Как мы увидим далее, усталость занимает в творчестве Платонова важное место и является не просто физиологическим состоянием, но знаком негативной деятельности, опустошающего ощущения конца и активной реализации завершения события.
ЧТО ИЩЕТ ТОСКА?
В творчестве Платонова есть нечто парадоксальное. Автор, происходящий из семьи мелкого железнодорожного служащего, с самого начала принявший и поддержавший революцию, связанный с движением Пролеткульта, он с самого начала и до конца своего творчества писал политическую прозу — иногда утопии, иногда эпические аллегории современных политических процессов. В 1920-е годы он пишет о революции, в начале 1930-х — о коллективизации и освоении национальных окраин, в конце 1930-х — о фашизме. В ранних статьях, исполненных типичного для того времени энтузиазма и утопизма, тем не менее ярко проводятся темы, разрабатываемые зрелым Платоновым, — страдание несчастного, неприкаянного одиночки-пролетария. Подобное страдание является настоящим источником утопической деятельности человечества, условием возможности утопии. “Отчаяние, мука и смерть — вот истинные причины героической деятельности и мощные моторы истории”, — пишет Платонов в “Воронежской коммуне” в 1921 г. [39]Жажда пролетариата, казалось бы, должна быть утолена новым коммунистическим обществом — но в утопической фантазии “Жажда нищего. Видения истории” [40]жажда переживает “большого Одного” технического человечества — “…я настолько ничтожен и пуст, что мне мало вселенной и даже полного сознания всей истины, чтобы наполниться до краев и окончиться” [41]. Впрочем, приоритет пролетарского кеносиса над утопией ни в коей мере не отрицает, с точки зрения Платонова, саму эту утопию. Просто, по законам технического механизма, которые он считал универсальными, жажда-пустота является пружиной утопии, пружиной, которая противоположна действию и которую действие рискует ненароком разрушить. От этой интуиции Платонов никогда не уйдет.
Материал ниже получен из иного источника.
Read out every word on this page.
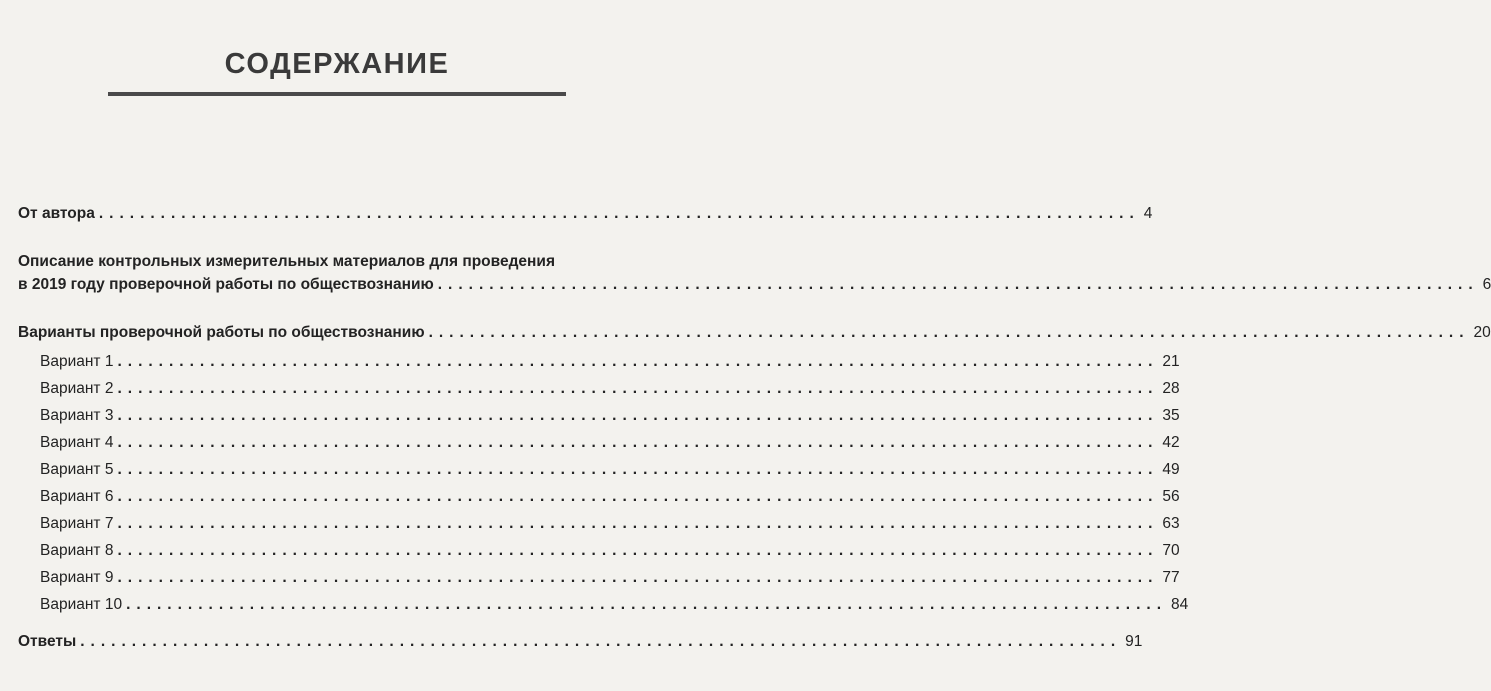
СОДЕРЖАНИЕ
От автора ..................................................................................................... 4
Описание контрольных измерительных материалов для проведения
в 2019 году проверочной работы по обществознанию ..................................................................................................... 6
Варианты проверочной работы по обществознанию ..................................................................................................... 20
Вариант 1 ..................................................................................................... 21
Вариант 2 ..................................................................................................... 28
Вариант 3 ..................................................................................................... 35
Вариант 4 ..................................................................................................... 42
Вариант 5 ..................................................................................................... 49
Вариант 6 ..................................................................................................... 56
Вариант 7 ..................................................................................................... 63
Вариант 8 ..................................................................................................... 70
Вариант 9 ..................................................................................................... 77
Вариант 10 ..................................................................................................... 84
Ответы ..................................................................................................... 91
В ответ на политическую цензуру его произведений писатель не озлобляется, а старается (не очень успешно) адаптироваться к нормативному идеологическому (но не языковому) канону. Платонов не занимает отстраненно-иронических позиций по отношению к революции и не уходит (как многие в его положении) в циничное подхалимство. Все указывает на то, что он с начала до конца идентифицируется с революцией. При этом по многим признакам можно предположить, что он критически относится к Сталину лично и к бюрократизации советского общества в 1930-х годах; его инвективы против фашистов, действительно, могут прочитываться и в адрес внутреннего, советского “фашизма”. Но отсюда никак невозможно вывести разочарования в революции и в советском проекте.
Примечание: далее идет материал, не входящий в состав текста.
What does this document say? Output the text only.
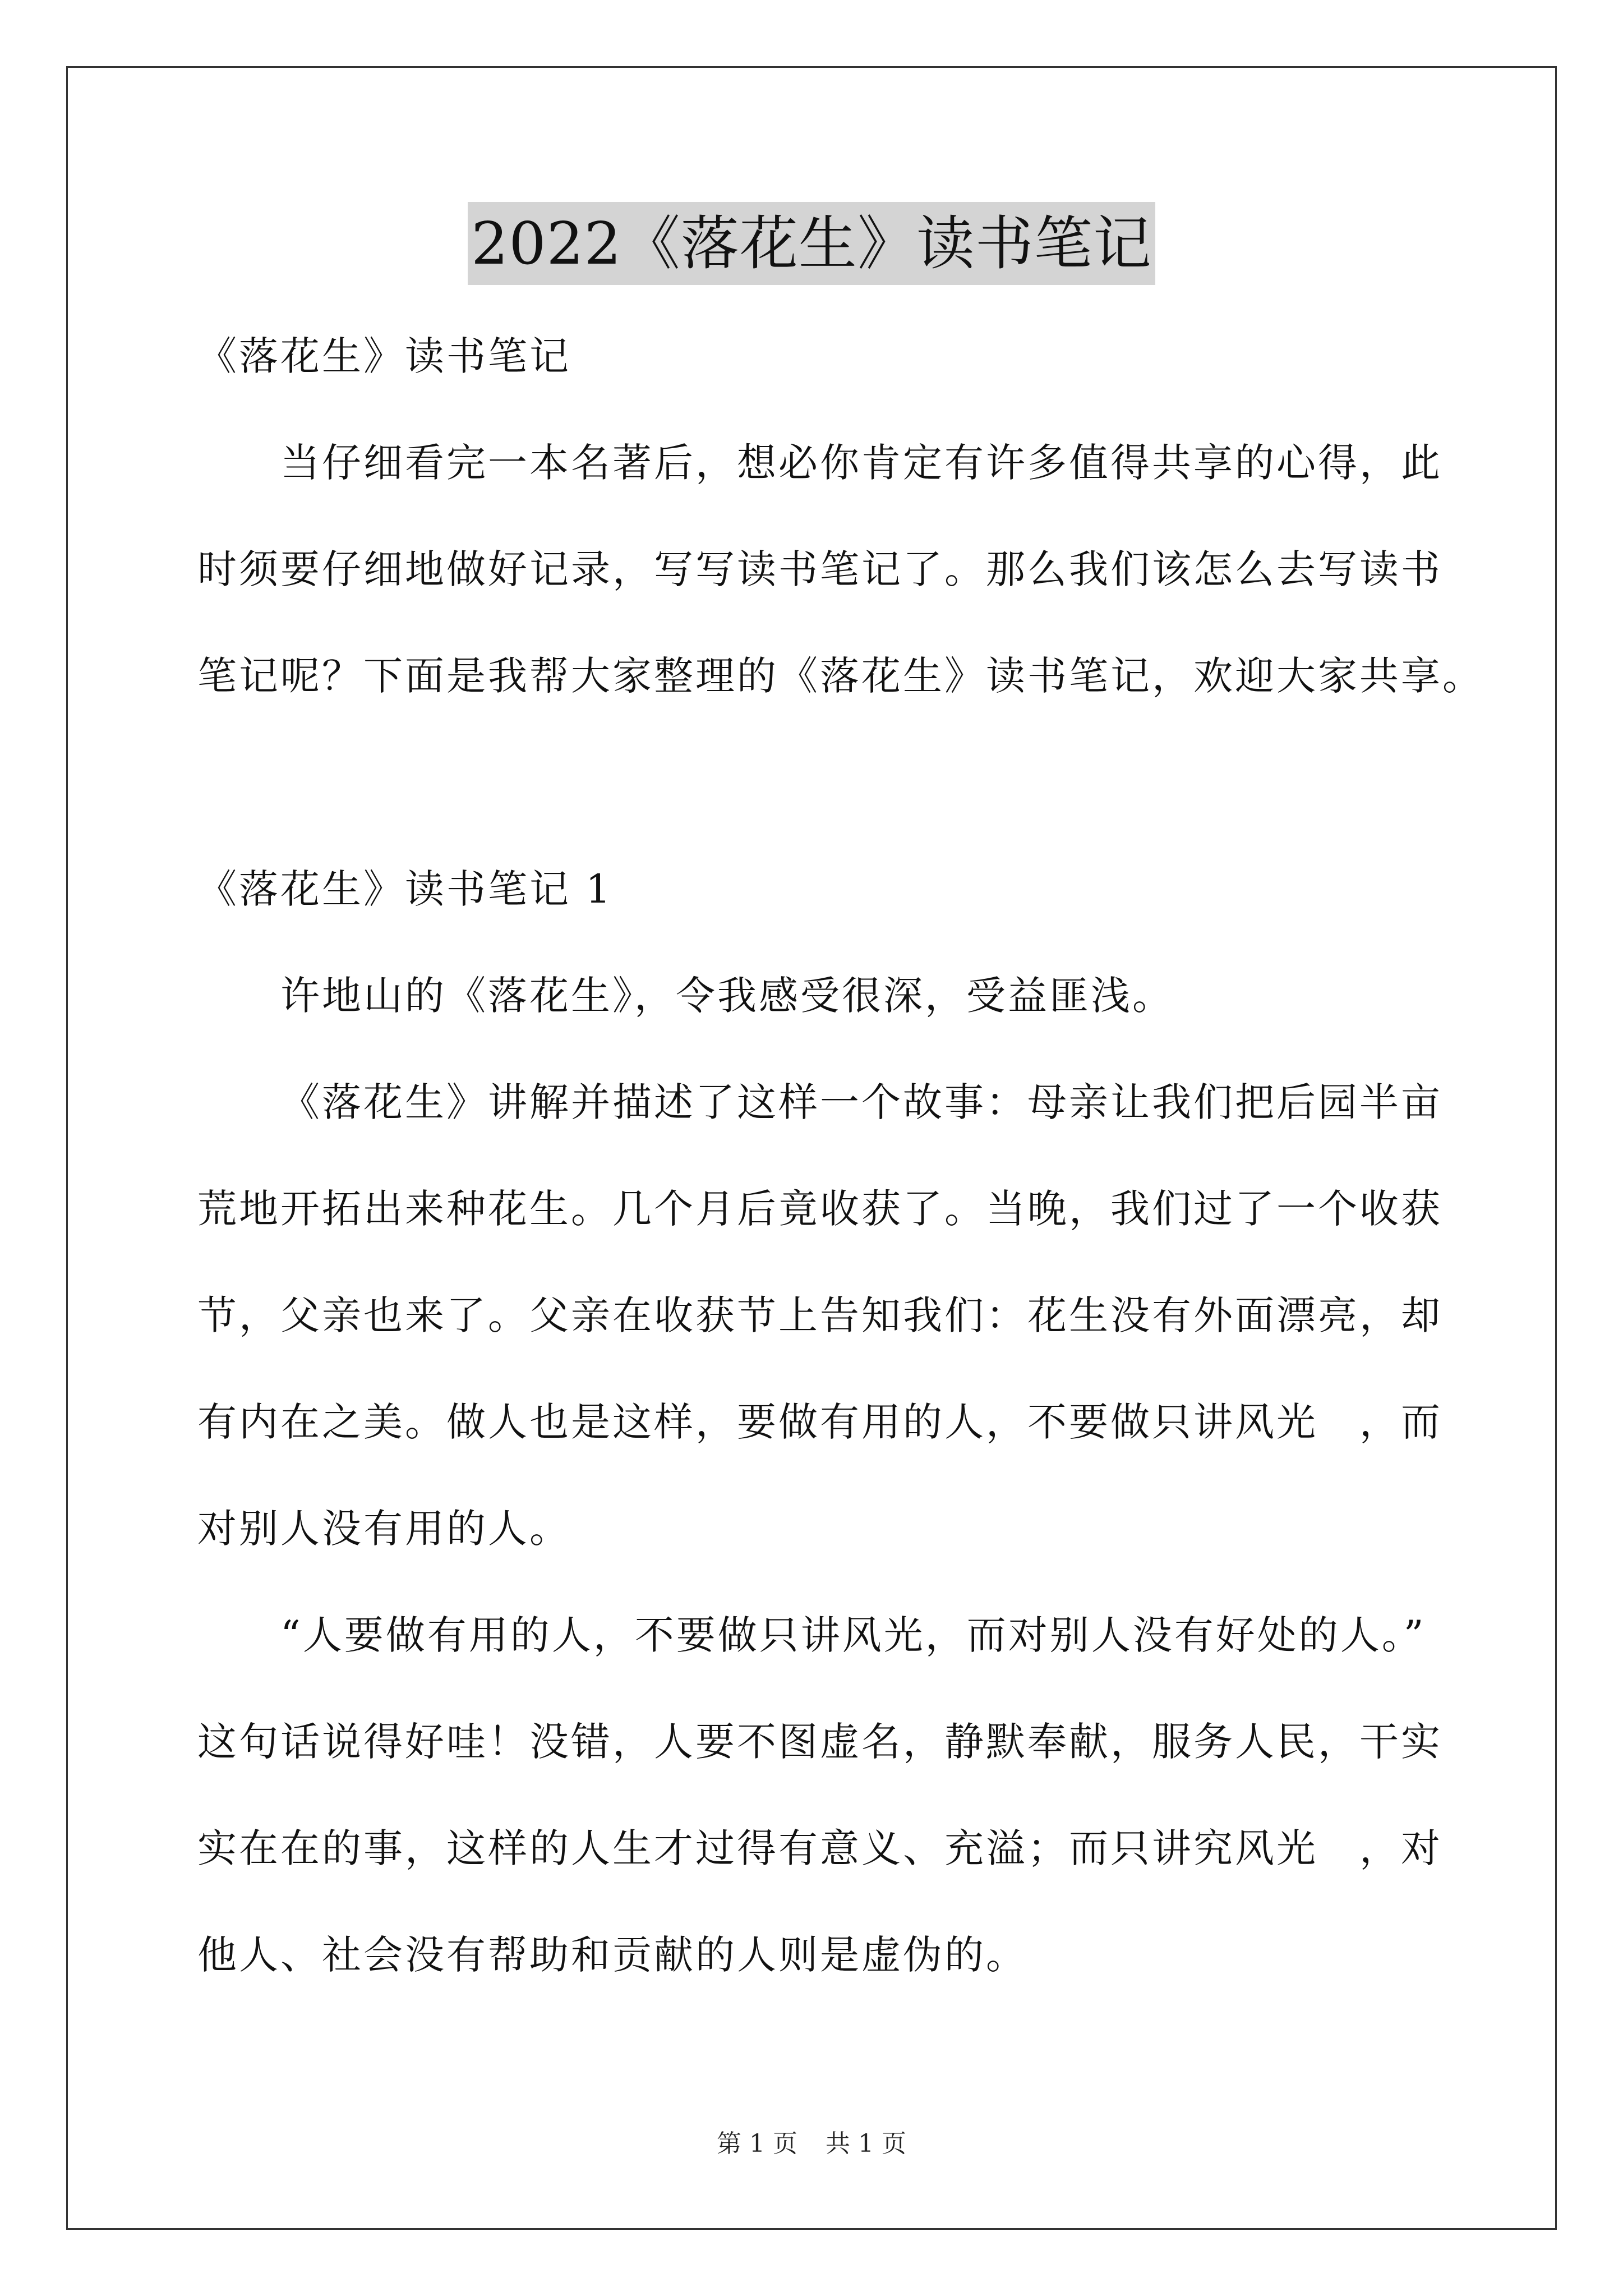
2022《落花生》读书笔记
《落花生》读书笔记
当仔细看完一本名著后，想必你肯定有许多值得共享的心得，此
时须要仔细地做好记录，写写读书笔记了。那么我们该怎么去写读书
笔记呢？下面是我帮大家整理的《落花生》读书笔记，欢迎大家共享。
《落花生》读书笔记 1
许地山的《落花生》，令我感受很深，受益匪浅。
《落花生》讲解并描述了这样一个故事：母亲让我们把后园半亩
荒地开拓出来种花生。几个月后竟收获了。当晚，我们过了一个收获
节，父亲也来了。父亲在收获节上告知我们：花生没有外面漂亮，却
有内在之美。做人也是这样，要做有用的人，不要做只讲风光　，而
对别人没有用的人。
“人要做有用的人，不要做只讲风光，而对别人没有好处的人。”
这句话说得好哇！没错，人要不图虚名，静默奉献，服务人民，干实
实在在的事，这样的人生才过得有意义、充溢；而只讲究风光　，对
他人、社会没有帮助和贡献的人则是虚伪的。
第 1 页 共 1 页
Поэтому в интерпретации творчества Платонова нужно, во-первых, следовать его собственным многочисленным металитературным замечаниям, а во-вторых, изучать его в контексте не только его собственного революционного времени, не только эпохи, но и вообще мировой истории, какой она предстает нам в настоящий момент .
Парадоксальная “негативность” трудов Платонова — “тоска” его героев, пессимистические финалы, мрачный гротеск образов — что же это, если не фронда тайного диссидента?
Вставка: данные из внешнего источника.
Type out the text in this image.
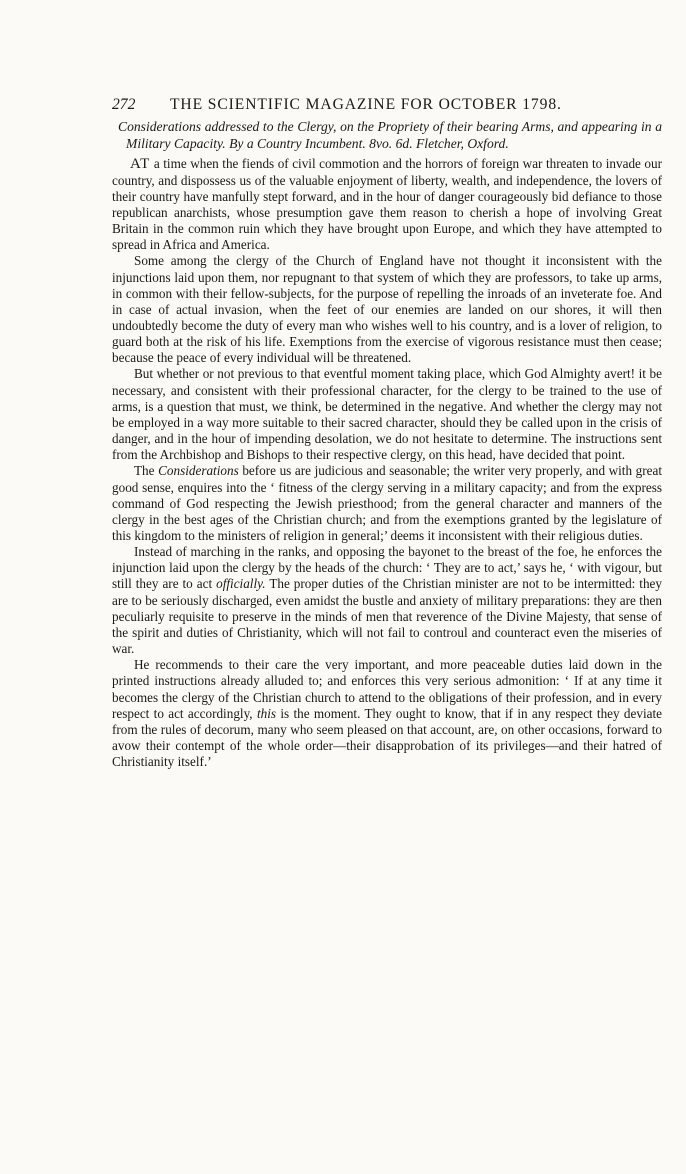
272	THE SCIENTIFIC MAGAZINE FOR OCTOBER 1798.
Considerations addressed to the Clergy, on the Propriety of their bearing Arms, and appearing in a Military Capacity. By a Country Incumbent. 8vo. 6d. Fletcher, Oxford.

AT a time when the fiends of civil commotion and the horrors of foreign war threaten to invade our country, and dispossess us of the valuable enjoyment of liberty, wealth, and independence, the lovers of their country have manfully stept forward, and in the hour of danger courageously bid defiance to those republican anarchists, whose presumption gave them reason to cherish a hope of involving Great Britain in the common ruin which they have brought upon Europe, and which they have attempted to spread in Africa and America.

Some among the clergy of the Church of England have not thought it inconsistent with the injunctions laid upon them, nor repugnant to that system of which they are professors, to take up arms, in common with their fellow-subjects, for the purpose of repelling the inroads of an inveterate foe. And in case of actual invasion, when the feet of our enemies are landed on our shores, it will then undoubtedly become the duty of every man who wishes well to his country, and is a lover of religion, to guard both at the risk of his life. Exemptions from the exercise of vigorous resistance must then cease; because the peace of every individual will be threatened.

But whether or not previous to that eventful moment taking place, which God Almighty avert! it be necessary, and consistent with their professional character, for the clergy to be trained to the use of arms, is a question that must, we think, be determined in the negative. And whether the clergy may not be employed in a way more suitable to their sacred character, should they be called upon in the crisis of danger, and in the hour of impending desolation, we do not hesitate to determine. The instructions sent from the Archbishop and Bishops to their respective clergy, on this head, have decided that point.

The Considerations before us are judicious and seasonable; the writer very properly, and with great good sense, enquires into the ‘ fitness of the clergy serving in a military capacity; and from the express command of God respecting the Jewish priesthood; from the general character and manners of the clergy in the best ages of the Christian church; and from the exemptions granted by the legislature of this kingdom to the ministers of religion in general;’ deems it inconsistent with their religious duties.

Instead of marching in the ranks, and opposing the bayonet to the breast of the foe, he enforces the injunction laid upon the clergy by the heads of the church: ‘ They are to act,’ says he, ‘ with vigour, but still they are to act officially. The proper duties of the Christian minister are not to be intermitted: they are to be seriously discharged, even amidst the bustle and anxiety of military preparations: they are then peculiarly requisite to preserve in the minds of men that reverence of the Divine Majesty, that sense of the spirit and duties of Christianity, which will not fail to controul and counteract even the miseries of war.

He recommends to their care the very important, and more peaceable duties laid down in the printed instructions already alluded to; and enforces this very serious admonition: ‘ If at any time it becomes the clergy of the Christian church to attend to the obligations of their profession, and in every respect to act accordingly, this is the moment. They ought to know, that if in any respect they deviate from the rules of decorum, many who seem pleased on that account, are, on other occasions, forward to avow their contempt of the whole order—their disapprobation of its privileges—and their hatred of Christianity itself.’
Мы уже сказали немного об интерпретации самим Платоновым негативности как тревоги (эпилог к “Котловану”) и желания (ранние статьи) — но эта интерпретация двусмысленна и немногословна; неясно, почему тревога не может уравновешиваться, скажем, деятельностью (партии, например) по защите и спасению слабого пролетария; а желание — иногда удовлетворяться; почему эти негативные аффекты перевешивают позитивные [42].
Рассмотрим две возможные интерпретации данного феномена.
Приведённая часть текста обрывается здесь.